He was born on the outskirts of Moscow in the provincial town of Podolsk (which has a population of 302,831) where Krasovsky went to school.
He continued his studies in
Ukraine, in the town of Rivne, where his engineer father worked at Rivne Nuclear Power Plant.
In the past few years Krasovsky has managed election campaigns for two opposition candidates, billionaire Mikhail Prokhorov’s and a pop socialite
Ksenia Sobchak.
Krasovsky is the only openly gay person in the country of Russia—with a population of more than 140 million—who dares to compete in the Kremlin-controlled election process.
The majority of Russian politicians and bureaucrats agree that LGBTQ people are abnormal.
In Russia officials are not shy about their homophobic views. There is a sign on the door to the office of MP Vitaly Milonov, at State Duma, the lower house of Russian parliament: “Banned entry for Sodomites.” Milonov is one of masterminds behind the anti-gay “propaganda” bill—in 2016 he claimed that gay people “rape kids.”
Five years ago, in June, 2013, 436 Russian MPs voted in favor of a new bill to ban “propaganda of non-traditional sexual relations” among minors. The bill forbade both individuals and media groups to distribute literature or any other materials about gay rights.

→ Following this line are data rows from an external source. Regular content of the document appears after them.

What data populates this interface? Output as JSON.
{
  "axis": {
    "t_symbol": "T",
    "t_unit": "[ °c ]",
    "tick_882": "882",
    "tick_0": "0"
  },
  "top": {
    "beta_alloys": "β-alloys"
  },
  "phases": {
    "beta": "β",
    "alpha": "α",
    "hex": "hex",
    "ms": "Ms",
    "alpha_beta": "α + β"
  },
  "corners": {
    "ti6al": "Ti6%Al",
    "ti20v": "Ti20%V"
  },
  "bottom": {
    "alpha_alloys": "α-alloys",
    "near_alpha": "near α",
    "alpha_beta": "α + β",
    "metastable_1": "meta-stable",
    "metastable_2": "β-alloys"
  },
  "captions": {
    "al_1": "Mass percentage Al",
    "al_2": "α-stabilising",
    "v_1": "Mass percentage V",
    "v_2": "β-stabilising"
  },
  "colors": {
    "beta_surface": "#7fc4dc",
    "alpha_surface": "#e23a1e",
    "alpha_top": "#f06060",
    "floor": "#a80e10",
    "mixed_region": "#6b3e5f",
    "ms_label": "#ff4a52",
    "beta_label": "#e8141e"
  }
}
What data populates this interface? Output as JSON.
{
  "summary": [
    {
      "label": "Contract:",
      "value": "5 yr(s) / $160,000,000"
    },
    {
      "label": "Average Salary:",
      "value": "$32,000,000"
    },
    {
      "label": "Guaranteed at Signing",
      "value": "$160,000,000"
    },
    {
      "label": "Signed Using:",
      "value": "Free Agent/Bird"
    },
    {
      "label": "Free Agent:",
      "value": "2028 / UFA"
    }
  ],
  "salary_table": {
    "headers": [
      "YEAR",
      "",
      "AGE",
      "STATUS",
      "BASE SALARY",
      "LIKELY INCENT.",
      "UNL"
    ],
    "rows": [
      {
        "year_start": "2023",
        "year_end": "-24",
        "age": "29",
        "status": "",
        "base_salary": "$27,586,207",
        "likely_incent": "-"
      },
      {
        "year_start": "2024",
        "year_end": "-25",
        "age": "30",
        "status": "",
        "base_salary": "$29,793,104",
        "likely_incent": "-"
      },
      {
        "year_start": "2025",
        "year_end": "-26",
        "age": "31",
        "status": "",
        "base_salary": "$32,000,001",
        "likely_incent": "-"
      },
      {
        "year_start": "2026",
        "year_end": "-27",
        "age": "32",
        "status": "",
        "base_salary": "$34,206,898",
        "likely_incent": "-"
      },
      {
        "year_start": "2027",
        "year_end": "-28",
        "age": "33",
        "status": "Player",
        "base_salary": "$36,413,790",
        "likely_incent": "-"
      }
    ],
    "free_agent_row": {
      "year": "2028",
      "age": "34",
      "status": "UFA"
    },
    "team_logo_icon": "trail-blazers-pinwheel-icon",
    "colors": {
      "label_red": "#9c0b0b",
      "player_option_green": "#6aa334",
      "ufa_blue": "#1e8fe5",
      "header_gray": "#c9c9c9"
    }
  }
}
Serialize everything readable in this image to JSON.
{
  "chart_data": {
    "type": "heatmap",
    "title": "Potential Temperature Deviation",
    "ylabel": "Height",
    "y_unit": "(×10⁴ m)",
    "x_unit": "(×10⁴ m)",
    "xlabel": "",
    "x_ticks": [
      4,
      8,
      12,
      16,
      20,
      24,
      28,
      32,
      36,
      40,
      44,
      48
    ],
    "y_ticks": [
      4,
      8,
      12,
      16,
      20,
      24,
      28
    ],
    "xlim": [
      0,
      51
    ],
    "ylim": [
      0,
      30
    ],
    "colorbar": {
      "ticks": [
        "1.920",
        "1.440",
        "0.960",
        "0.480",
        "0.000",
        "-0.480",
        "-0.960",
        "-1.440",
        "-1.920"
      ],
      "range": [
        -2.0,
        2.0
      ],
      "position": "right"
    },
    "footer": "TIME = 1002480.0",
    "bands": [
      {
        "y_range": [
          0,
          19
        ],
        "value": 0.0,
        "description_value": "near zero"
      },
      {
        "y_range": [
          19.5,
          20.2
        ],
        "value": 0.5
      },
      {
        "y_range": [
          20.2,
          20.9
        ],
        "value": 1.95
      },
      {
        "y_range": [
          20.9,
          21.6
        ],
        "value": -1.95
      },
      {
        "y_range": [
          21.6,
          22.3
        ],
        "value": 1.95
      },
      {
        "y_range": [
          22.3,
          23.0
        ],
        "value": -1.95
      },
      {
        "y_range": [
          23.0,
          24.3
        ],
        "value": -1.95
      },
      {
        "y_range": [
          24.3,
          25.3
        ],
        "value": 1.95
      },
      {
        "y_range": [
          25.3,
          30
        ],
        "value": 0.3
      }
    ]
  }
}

Since then, President Putin has been criticized for not doing enough to help the gay men killed and persecuted in a vicious crackdown
in Chechnya. The noted
British LGBT activist Peter Tatchell protested precisely this at the beginning of the World Cup, where the homophobia and anti-LGBT politics of Russia has again come under the international spotlight.
About why he mounted the protest, Tatchell told The Daily Beast at the time, “It’s tremendously important that President Putin doesn’t score an unchallenged public relations coup with the World Cup. He needs to be called out over the persecution of LGBT+ people, his suppression of the civil rights of Russian citizens, and his war crimes in Syria.”
“Of all politicians
I prefer Obama, I am social democrat by my political views, I want to take part in the election to show the current political elite how to fight for human rights and freedom.”